Despite topping the poll in recent Assembly elections, Mr Easton has missed out on the Westminster seat on three successive elections, 2015, 2017, 2019.

Yet across those elections, he has steadily built his vote from 8,487 in 2015, to 14,940 in 2017 to 15,390 in 2019, just behind Mr Farry on 18,358.

Mr Easton said he believes the addition of the SDLP and Green Party to the race this election will benefit him.

“We’ve got the SDLP and the Green Party running this time, I believe that is beneficial and I’m certainly not complaining about that,” he said.

“I’m a politician that is seen on the ground and somebody that works hard for everybody.”

He has vowed to work to remove barriers to trade across the Irish Sea, as well as fight for more social housing, more funding for the health service and for more police officers.

Mr Easton also contended that he too is a progressive, and said he has had a positive response across all areas of the constituency.

“I have always been someone who works for everybody no matter their colour, creed or religion and that hard work is, I believe, appreciated and something I intend to continue no matter what happens,” he said.

“I am progressive, I care about a lot of issues, including animal welfare, the environment.

UUP Westminster candidate Tim Collins has his picture taken while campaigning in the Kilcooley estate area of Bangor
UUP Westminster candidate Tim Collins wants to regain votes lost to the Alliance Party (Liam McBurney/PA)

“I believe I am the lead unionists and best placed to win the seat for unionism, but I’m there to represent everybody and I have a clear record of doing that.”

Meanwhile Mr Collins is insistent that he can win.

He said: “I think we’re going to win because there has been a big change since 2019 – a lot of the traditional unionist vote that would have gone to Lady Hermon, went across to the Alliance Party, and I think the Alliance Party has let them down in many ways, and I think that vote is going to return to unionism, to me.

“We’ve got a bad reputation with the GB MPs – they’re fed up with us and the negativity. I want to go there and be positive. I want to re-establish relationships and I want to claim back our place in the United Kingdom.”

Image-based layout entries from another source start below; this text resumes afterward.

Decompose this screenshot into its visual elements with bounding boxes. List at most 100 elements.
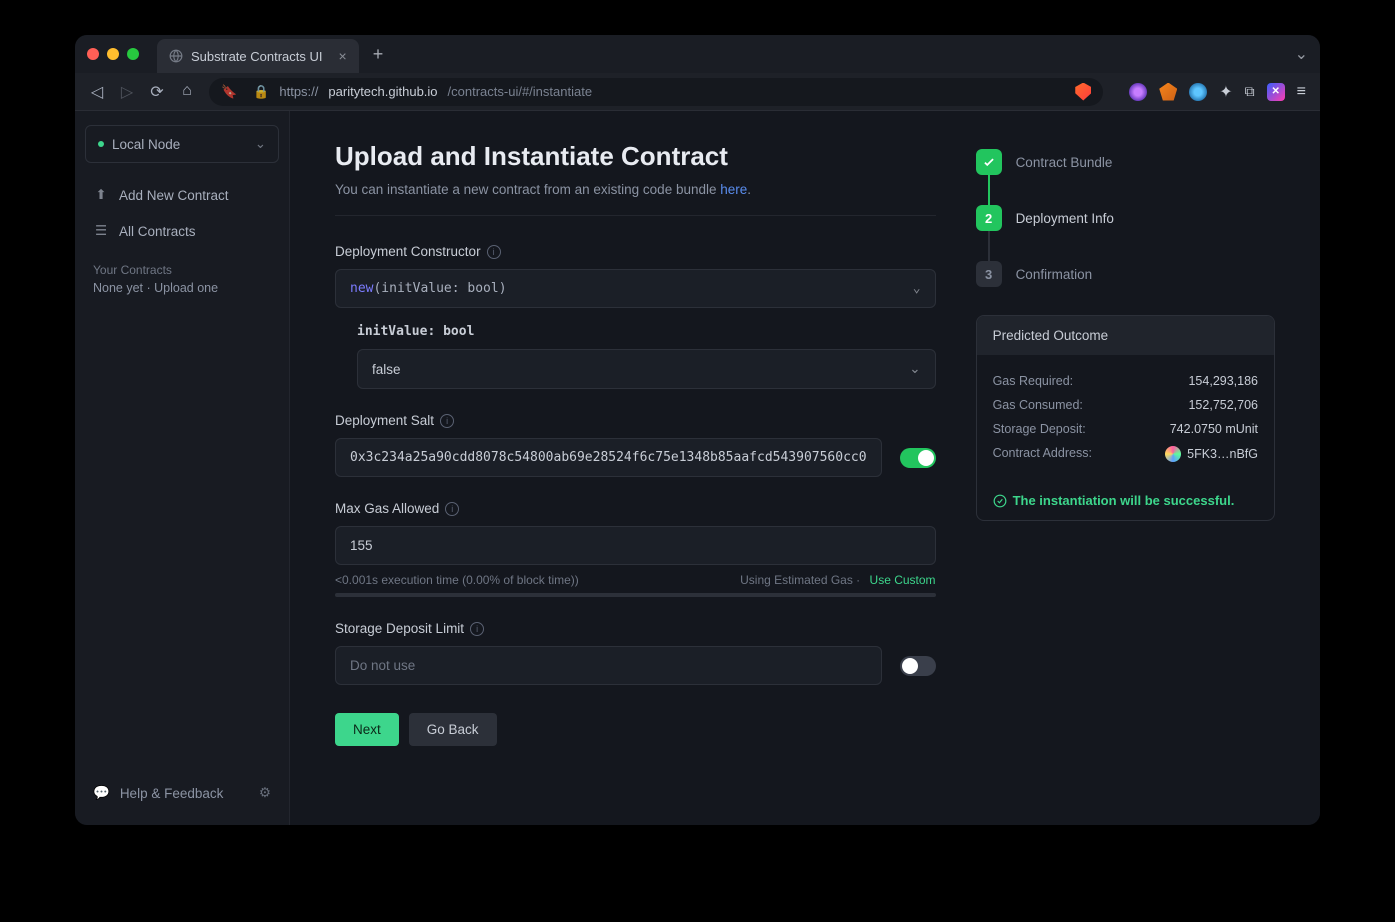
salt-input[interactable]: 0x3c234a25a90cdd8078c54800ab69e28524f6c7…	[335, 438, 882, 477]
step-label: Deployment Info	[1016, 211, 1114, 226]
upload-icon: ⬆	[93, 187, 109, 203]
outcome-value: 742.0750 mUnit	[1170, 422, 1258, 436]
next-button[interactable]: Next	[335, 713, 399, 746]
outcome-key: Storage Deposit:	[993, 422, 1086, 436]
extension-icon[interactable]	[1189, 83, 1207, 101]
gas-input[interactable]: 155	[335, 526, 936, 565]
constructor-label: Deployment Constructor i	[335, 244, 936, 259]
step-label: Contract Bundle	[1016, 155, 1113, 170]
url-prefix: https://	[279, 84, 318, 99]
step-connector	[988, 175, 990, 205]
deposit-input[interactable]: Do not use	[335, 646, 882, 685]
url-host: paritytech.github.io	[328, 84, 437, 99]
brave-shield-icon[interactable]	[1075, 83, 1091, 101]
extensions-menu-icon[interactable]: ✦	[1219, 82, 1232, 102]
outcome-key: Gas Consumed:	[993, 398, 1083, 412]
sidebar-item-label: Add New Contract	[119, 188, 229, 203]
back-button[interactable]: ◁	[89, 82, 105, 102]
minimize-window-button[interactable]	[107, 48, 119, 60]
pip-icon[interactable]: ⧉	[1245, 83, 1255, 100]
param-label: initValue: bool	[357, 324, 936, 339]
info-icon[interactable]: i	[487, 245, 501, 259]
chevron-down-icon: ⌄	[255, 136, 266, 152]
traffic-lights	[87, 48, 139, 60]
info-icon[interactable]: i	[440, 414, 454, 428]
chevron-down-icon: ⌄	[909, 361, 920, 377]
sidebar-section-heading: Your Contracts	[93, 263, 271, 277]
divider	[335, 215, 936, 216]
node-name: Local Node	[112, 137, 180, 152]
new-tab-button[interactable]: +	[373, 44, 384, 65]
home-button[interactable]: ⌂	[179, 82, 195, 102]
browser-window: Substrate Contracts UI × + ⌄ ◁ ▷ ⟳ ⌂ 🔖 🔒…	[75, 35, 1320, 825]
browser-menu-icon[interactable]: ≡	[1297, 83, 1306, 101]
metamask-icon[interactable]	[1159, 83, 1177, 101]
sidebar-item-add-contract[interactable]: ⬆ Add New Contract	[85, 177, 279, 213]
status-dot-icon	[98, 141, 104, 147]
chat-icon: 💬	[93, 785, 110, 801]
extension-icons: ✦ ⧉ ≡	[1129, 82, 1306, 102]
forward-button: ▷	[119, 82, 135, 102]
globe-icon	[169, 49, 183, 63]
success-message: The instantiation will be successful.	[977, 481, 1274, 520]
param-select[interactable]: false ⌄	[357, 349, 936, 389]
extension-icon[interactable]	[1129, 83, 1147, 101]
gas-execution-time: <0.001s execution time (0.00% of block t…	[335, 573, 579, 587]
stepper: Contract Bundle 2 Deployment Info 3 Conf…	[976, 149, 1275, 287]
info-icon[interactable]: i	[445, 502, 459, 516]
browser-tab[interactable]: Substrate Contracts UI ×	[157, 39, 359, 73]
check-icon	[982, 155, 996, 169]
sidebar-item-all-contracts[interactable]: ☰ All Contracts	[85, 213, 279, 249]
settings-icon[interactable]: ⚙	[259, 785, 271, 801]
outcome-key: Gas Required:	[993, 374, 1074, 388]
right-rail: Contract Bundle 2 Deployment Info 3 Conf…	[976, 141, 1275, 795]
page-subtitle: You can instantiate a new contract from …	[335, 182, 936, 197]
go-back-button[interactable]: Go Back	[409, 713, 497, 746]
sidebar-empty-text: None yet · Upload one	[93, 281, 271, 295]
gas-estimate-label: Using Estimated Gas ·	[740, 573, 860, 587]
outcome-value: 152,752,706	[1188, 398, 1258, 412]
url-field[interactable]: 🔖 🔒 https:// paritytech.github.io/contrac…	[209, 78, 1103, 106]
help-feedback-link[interactable]: Help & Feedback	[120, 786, 224, 801]
sidebar: Local Node ⌄ ⬆ Add New Contract ☰ All Co…	[75, 111, 290, 825]
deposit-toggle[interactable]	[900, 656, 936, 676]
stack-icon: ☰	[93, 223, 109, 239]
predicted-outcome-panel: Predicted Outcome Gas Required: 154,293,…	[976, 315, 1275, 521]
lock-icon: 🔒	[253, 84, 269, 100]
step-label: Confirmation	[1016, 267, 1093, 282]
salt-label: Deployment Salt i	[335, 413, 936, 428]
identicon-icon	[1165, 446, 1181, 462]
extension-icon[interactable]	[1267, 83, 1285, 101]
outcome-key: Contract Address:	[993, 446, 1092, 462]
step-badge-pending: 3	[976, 261, 1002, 287]
gas-label: Max Gas Allowed i	[335, 501, 936, 516]
check-circle-icon	[993, 494, 1007, 508]
chevron-down-icon: ⌄	[913, 281, 921, 296]
contract-address: 5FK3…nBfG	[1187, 447, 1258, 461]
main-content: Upload and Instantiate Contract You can …	[290, 111, 1320, 825]
sidebar-item-label: All Contracts	[119, 224, 196, 239]
step-connector	[988, 231, 990, 261]
reload-button[interactable]: ⟳	[149, 82, 165, 102]
close-tab-icon[interactable]: ×	[339, 48, 347, 64]
step-badge-done	[976, 149, 1002, 175]
bookmark-icon[interactable]: 🔖	[221, 84, 237, 100]
constructor-select[interactable]: new(initValue: bool) ⌄	[335, 269, 936, 308]
use-custom-link[interactable]: Use Custom	[870, 573, 936, 587]
deposit-label: Storage Deposit Limit i	[335, 621, 936, 636]
sidebar-footer: 💬 Help & Feedback ⚙	[85, 775, 279, 811]
tabs-overflow-icon[interactable]: ⌄	[1295, 44, 1308, 64]
node-selector[interactable]: Local Node ⌄	[85, 125, 279, 163]
salt-toggle[interactable]	[900, 448, 936, 468]
url-path: /contracts-ui/#/instantiate	[448, 84, 593, 99]
page-title: Upload and Instantiate Contract	[335, 141, 936, 172]
tab-title: Substrate Contracts UI	[191, 49, 323, 64]
maximize-window-button[interactable]	[127, 48, 139, 60]
outcome-title: Predicted Outcome	[977, 316, 1274, 355]
titlebar: Substrate Contracts UI × + ⌄	[75, 35, 1320, 73]
gas-progress-bar	[335, 593, 936, 597]
here-link[interactable]: here	[720, 182, 747, 197]
close-window-button[interactable]	[87, 48, 99, 60]
info-icon[interactable]: i	[470, 622, 484, 636]
nav-buttons: ◁ ▷ ⟳ ⌂	[89, 82, 195, 102]
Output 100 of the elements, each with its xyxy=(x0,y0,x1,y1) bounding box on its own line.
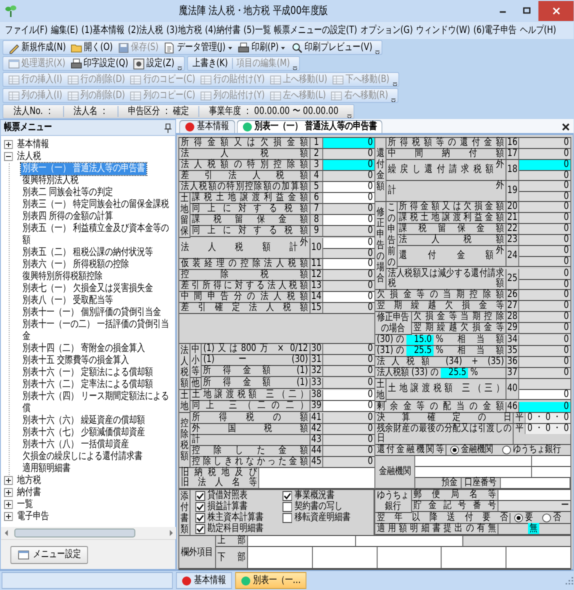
checkbox[interactable] xyxy=(195,524,206,534)
amount-field[interactable]: 0 xyxy=(323,259,374,269)
tree-item[interactable]: 地方税 xyxy=(15,475,43,487)
amount-field[interactable] xyxy=(259,468,374,488)
radio-button[interactable] xyxy=(514,513,524,523)
menu-item[interactable]: ウィンドウ(W) xyxy=(414,23,472,38)
tree-item[interactable]: 別表五（一） 利益積立金及び資本金等の額 xyxy=(20,223,174,247)
radio-label[interactable]: 要 xyxy=(525,513,534,523)
radio-button[interactable] xyxy=(541,513,552,523)
toolbar-button[interactable]: データ管理(J) xyxy=(160,42,236,54)
scrollbar[interactable] xyxy=(0,527,177,539)
document-tab[interactable]: 基本情報 xyxy=(179,120,235,133)
tree-item[interactable]: 納付書 xyxy=(15,487,43,499)
rate-field[interactable]: 25.5 xyxy=(406,346,434,356)
tree-item[interactable]: 別表六（一） 所得税額の控除 xyxy=(20,259,131,271)
window-tab[interactable]: 基本情報 xyxy=(176,572,232,589)
date-field[interactable]: 0 ・ 0 ・ 0 xyxy=(526,413,570,423)
menu-item[interactable]: 帳票メニューの設定(T) xyxy=(272,23,359,38)
tree-item[interactable]: 別表四 所得の金額の計算 xyxy=(20,211,115,223)
tree-item[interactable]: 別表二 同族会社等の判定 xyxy=(20,187,115,199)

Mr Collins has hit the headlines several times during the campaign, including over an anecdote about the cost of insuring a car in Northern Ireland compared to insuring his Rolls Royce in England.

He described commentary of him being “fumbling and clumsy”, and said “they missed the point every time”.

He added: “I find it hard to be someone I’m not, and the fact of the matter is, I grew up in a house where we got free school meals. Education was my way out of the estates. I went to university, I joined the army and nearly got myself killed a few times, and then I started a business.

“I brought prosperity to a lot of people and it’s a good thing to give people the opportunity. As a result of that I looked and thought I have enough, I can give something back and I’m ready to serve again here in Northern Ireland.”

The remaining candidates running in North Down are Chris Carter (Independent), Barry McKee (Greens) and Deirdre Vaughan (SDLP).